Political Leverage Behind Defence Deals
There is also the political arithmetic. Donors do not give without expectation. Turkey’s security-economic package, for example, bundles defence assistance with energy and infrastructure cooperation, which enlarges Ankara’s stake in Somali policy.
Such packages are attractive because they offer visible development results – hospitals, schools, ports; but they also create constituencies with interests aligned to the donor.
Pakistan’s own engagement will create its own constituency. Somalia, still consolidating institutions, may find itself navigating multiple patrons whose priorities diverge. That is the slow politics of dependence.
Yet this is not a plea to reject all bilateral help. Somalia needs training now, and bilateral partners move fast. The argument is about sequencing and governance. Bilateral assistance must be conditioned on interoperability, transparent procurement and Somali oversight.
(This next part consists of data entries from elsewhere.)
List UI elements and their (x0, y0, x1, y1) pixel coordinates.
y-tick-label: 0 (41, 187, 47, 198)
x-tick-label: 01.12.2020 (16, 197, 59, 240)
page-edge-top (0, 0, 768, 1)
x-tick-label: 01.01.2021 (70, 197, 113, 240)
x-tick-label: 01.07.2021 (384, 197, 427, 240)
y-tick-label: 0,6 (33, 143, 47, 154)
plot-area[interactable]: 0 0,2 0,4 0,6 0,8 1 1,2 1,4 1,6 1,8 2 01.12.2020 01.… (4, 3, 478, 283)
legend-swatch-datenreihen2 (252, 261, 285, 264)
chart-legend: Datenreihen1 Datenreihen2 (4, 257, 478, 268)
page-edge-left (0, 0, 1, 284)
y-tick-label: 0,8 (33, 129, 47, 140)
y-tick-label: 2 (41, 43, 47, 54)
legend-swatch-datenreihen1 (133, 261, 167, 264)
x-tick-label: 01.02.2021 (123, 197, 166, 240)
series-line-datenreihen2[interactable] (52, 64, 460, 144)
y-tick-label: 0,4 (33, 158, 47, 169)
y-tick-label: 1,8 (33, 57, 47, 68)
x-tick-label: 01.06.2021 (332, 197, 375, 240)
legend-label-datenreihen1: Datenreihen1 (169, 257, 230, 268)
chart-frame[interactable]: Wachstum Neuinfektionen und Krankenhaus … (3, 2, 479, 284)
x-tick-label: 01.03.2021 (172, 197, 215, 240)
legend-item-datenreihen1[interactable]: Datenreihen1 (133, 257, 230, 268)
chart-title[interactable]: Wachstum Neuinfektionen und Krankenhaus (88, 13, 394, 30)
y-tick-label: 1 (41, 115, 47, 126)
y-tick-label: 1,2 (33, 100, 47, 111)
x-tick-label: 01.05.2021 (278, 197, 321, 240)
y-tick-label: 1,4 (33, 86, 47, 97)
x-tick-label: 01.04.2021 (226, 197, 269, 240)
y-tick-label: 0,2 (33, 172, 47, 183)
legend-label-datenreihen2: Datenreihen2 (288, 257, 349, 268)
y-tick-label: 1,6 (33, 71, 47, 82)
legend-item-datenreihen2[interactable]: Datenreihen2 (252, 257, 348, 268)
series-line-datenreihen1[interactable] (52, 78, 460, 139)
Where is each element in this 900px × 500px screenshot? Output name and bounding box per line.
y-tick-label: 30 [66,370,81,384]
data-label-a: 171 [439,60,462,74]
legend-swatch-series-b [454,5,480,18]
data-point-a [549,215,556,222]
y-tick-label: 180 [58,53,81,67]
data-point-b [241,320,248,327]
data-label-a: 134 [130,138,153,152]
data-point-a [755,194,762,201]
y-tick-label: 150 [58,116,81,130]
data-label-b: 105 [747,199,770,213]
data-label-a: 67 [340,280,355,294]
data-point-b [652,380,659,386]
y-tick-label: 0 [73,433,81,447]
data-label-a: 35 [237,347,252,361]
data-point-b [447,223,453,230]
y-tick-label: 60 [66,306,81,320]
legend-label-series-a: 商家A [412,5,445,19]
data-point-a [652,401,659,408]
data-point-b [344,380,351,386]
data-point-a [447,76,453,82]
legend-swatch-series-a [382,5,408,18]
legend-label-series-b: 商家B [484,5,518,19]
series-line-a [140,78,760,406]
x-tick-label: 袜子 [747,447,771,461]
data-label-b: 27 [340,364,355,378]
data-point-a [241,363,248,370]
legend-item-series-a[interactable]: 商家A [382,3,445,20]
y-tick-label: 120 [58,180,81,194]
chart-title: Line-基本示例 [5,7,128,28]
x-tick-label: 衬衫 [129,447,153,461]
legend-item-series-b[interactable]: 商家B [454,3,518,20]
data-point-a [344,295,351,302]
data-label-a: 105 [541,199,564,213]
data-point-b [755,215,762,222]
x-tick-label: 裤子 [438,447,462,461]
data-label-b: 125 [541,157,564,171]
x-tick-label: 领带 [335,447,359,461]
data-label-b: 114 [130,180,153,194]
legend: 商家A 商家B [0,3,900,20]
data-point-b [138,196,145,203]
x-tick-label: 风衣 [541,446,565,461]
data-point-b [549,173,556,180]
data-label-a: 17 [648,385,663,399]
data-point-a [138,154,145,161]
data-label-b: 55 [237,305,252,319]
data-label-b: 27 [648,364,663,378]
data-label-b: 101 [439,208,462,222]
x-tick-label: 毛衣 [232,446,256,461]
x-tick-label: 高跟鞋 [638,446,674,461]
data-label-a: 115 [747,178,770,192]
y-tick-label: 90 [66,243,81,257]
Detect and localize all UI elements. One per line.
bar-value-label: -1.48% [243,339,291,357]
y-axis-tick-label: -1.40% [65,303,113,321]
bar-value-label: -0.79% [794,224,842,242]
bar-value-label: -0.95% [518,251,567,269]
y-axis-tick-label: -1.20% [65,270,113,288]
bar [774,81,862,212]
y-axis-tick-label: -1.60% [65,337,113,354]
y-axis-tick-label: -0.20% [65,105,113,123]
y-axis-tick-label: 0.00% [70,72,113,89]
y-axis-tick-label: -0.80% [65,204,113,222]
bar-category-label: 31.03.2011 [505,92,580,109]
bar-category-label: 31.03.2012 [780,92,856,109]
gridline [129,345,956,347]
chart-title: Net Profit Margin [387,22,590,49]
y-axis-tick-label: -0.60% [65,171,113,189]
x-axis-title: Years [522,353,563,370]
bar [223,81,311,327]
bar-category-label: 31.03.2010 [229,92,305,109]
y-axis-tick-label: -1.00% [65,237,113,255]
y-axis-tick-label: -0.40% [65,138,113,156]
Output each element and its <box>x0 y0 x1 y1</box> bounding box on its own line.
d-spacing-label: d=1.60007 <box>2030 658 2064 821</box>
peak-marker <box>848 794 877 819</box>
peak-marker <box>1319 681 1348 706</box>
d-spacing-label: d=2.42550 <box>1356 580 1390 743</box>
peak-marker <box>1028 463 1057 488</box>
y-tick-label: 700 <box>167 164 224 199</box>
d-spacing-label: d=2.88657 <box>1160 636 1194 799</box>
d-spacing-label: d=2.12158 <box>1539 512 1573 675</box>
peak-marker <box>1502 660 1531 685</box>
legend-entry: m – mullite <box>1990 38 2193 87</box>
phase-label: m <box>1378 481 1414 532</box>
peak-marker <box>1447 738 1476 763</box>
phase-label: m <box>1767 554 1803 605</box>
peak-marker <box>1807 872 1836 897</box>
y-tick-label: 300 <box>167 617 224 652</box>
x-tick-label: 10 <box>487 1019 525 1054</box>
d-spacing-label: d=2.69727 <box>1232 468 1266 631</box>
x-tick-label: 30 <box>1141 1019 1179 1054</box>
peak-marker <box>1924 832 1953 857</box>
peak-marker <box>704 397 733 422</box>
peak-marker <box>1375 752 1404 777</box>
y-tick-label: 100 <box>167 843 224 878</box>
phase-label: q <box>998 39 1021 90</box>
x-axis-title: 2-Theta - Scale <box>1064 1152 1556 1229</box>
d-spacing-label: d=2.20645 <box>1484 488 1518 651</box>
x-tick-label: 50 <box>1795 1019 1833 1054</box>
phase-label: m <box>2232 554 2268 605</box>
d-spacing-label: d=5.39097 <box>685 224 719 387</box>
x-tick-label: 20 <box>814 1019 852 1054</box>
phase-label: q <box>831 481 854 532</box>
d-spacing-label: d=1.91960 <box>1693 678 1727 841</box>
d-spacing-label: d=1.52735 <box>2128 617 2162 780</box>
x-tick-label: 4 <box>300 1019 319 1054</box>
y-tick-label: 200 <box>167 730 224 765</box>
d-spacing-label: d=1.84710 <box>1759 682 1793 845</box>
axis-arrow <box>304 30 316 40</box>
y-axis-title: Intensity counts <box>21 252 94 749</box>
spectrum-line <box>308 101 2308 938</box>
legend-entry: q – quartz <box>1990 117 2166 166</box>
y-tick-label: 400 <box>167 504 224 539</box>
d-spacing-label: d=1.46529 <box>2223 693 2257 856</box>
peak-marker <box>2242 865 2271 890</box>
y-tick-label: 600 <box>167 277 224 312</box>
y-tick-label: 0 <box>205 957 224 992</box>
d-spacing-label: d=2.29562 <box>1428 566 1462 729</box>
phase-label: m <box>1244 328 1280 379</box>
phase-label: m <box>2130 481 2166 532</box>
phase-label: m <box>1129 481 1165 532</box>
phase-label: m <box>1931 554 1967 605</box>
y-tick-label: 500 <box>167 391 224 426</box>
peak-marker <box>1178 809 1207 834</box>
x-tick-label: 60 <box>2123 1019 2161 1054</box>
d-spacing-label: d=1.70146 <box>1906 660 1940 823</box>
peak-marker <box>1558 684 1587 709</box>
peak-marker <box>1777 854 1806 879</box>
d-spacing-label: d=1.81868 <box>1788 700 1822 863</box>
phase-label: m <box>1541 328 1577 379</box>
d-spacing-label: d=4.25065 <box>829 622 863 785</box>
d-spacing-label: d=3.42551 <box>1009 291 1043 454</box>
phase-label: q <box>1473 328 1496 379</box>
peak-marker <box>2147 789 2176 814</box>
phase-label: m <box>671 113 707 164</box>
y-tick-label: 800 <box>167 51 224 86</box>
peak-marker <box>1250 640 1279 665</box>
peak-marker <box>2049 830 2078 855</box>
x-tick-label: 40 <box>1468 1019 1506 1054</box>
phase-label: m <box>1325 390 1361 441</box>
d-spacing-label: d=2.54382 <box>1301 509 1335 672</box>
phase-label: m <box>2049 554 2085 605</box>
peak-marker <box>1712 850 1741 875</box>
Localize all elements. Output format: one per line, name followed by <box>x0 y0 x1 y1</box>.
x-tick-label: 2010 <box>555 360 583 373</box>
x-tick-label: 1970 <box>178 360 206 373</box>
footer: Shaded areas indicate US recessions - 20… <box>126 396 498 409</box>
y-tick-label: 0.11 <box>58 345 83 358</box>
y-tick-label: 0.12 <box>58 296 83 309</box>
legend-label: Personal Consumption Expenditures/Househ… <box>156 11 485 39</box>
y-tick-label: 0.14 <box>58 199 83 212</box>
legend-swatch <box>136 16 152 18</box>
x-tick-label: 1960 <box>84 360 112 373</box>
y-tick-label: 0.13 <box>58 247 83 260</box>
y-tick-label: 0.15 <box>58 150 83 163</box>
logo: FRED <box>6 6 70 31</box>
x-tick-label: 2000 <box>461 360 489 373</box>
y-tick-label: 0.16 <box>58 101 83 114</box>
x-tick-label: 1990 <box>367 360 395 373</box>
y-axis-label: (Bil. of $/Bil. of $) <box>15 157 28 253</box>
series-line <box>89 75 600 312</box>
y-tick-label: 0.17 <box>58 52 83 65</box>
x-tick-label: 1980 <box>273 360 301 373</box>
Any donated vessel should enter a national registry with maintenance obligations that come with contingency plans; any training syllabus should map onto shared curricula agreed with African Union and UN partners.
Joint Defence Committees are useful if they publish minutes, if multilateral observers have access, and if procurement is subject to audit. In short, bilateral aid must be folded into the national fabric, not allowed to drape over it as an alternative cloak.
The alternatives are stark. A Somali navy trained and maintained via harmonized multilateral channels is slow to build but tends toward autonomy. A navy assembled from disjointed bilateral gearboxes can be ready sooner, but it will be governed by the timetables and supply chains of others.
History offers many versions of both outcomes. Some states have used external assistance to catalyze homegrown capability. Others have slid into dependency, where basing access, port leases and exclusive maintenance contracts become bargaining chips in a geopolitical ledger.
A Call for Transparent, Interoperable Aid
Somalia’s leaders therefore face a simple, consequential choice. They can insist that every external offer be interoperable, transparent and supervised, folding assistance into AU or UN frameworks that guarantee collective oversight. Or they can accept rapid bilateral deals that fill immediate gaps but create latent obligations. The sea will not punish indecision gently. Its storms and skiffs take no counsel; they punish fragmentation.
If the priority is Somali sovereignty, then every partnership must be subordinated to Somali strategy. That requires patience, administrative muscle and political courage – qualities that do not materialize from foreign training courses alone. The lure of fast results is real; the cost of dependence is often invisible until it is decisive. History will not flatter those who trade long-term agency for short-term convenience.
Somalia can have partners; it cannot have patrons who decide its maritime fate. The compass must point, finally, to the Somali state. If Mogadishu secures that central fact, it can welcome help without surrendering command. If it does not, then the coast, that is so vital to the nation and to world trade, will be shaped more by external calendars than by the interests of the people who live beside it.
The choice is not between isolation and engagement; it is between a future where Somalis pilot their own seas, and one in which their waters are charted by others. The difference is sovereignty, and that difference is everything.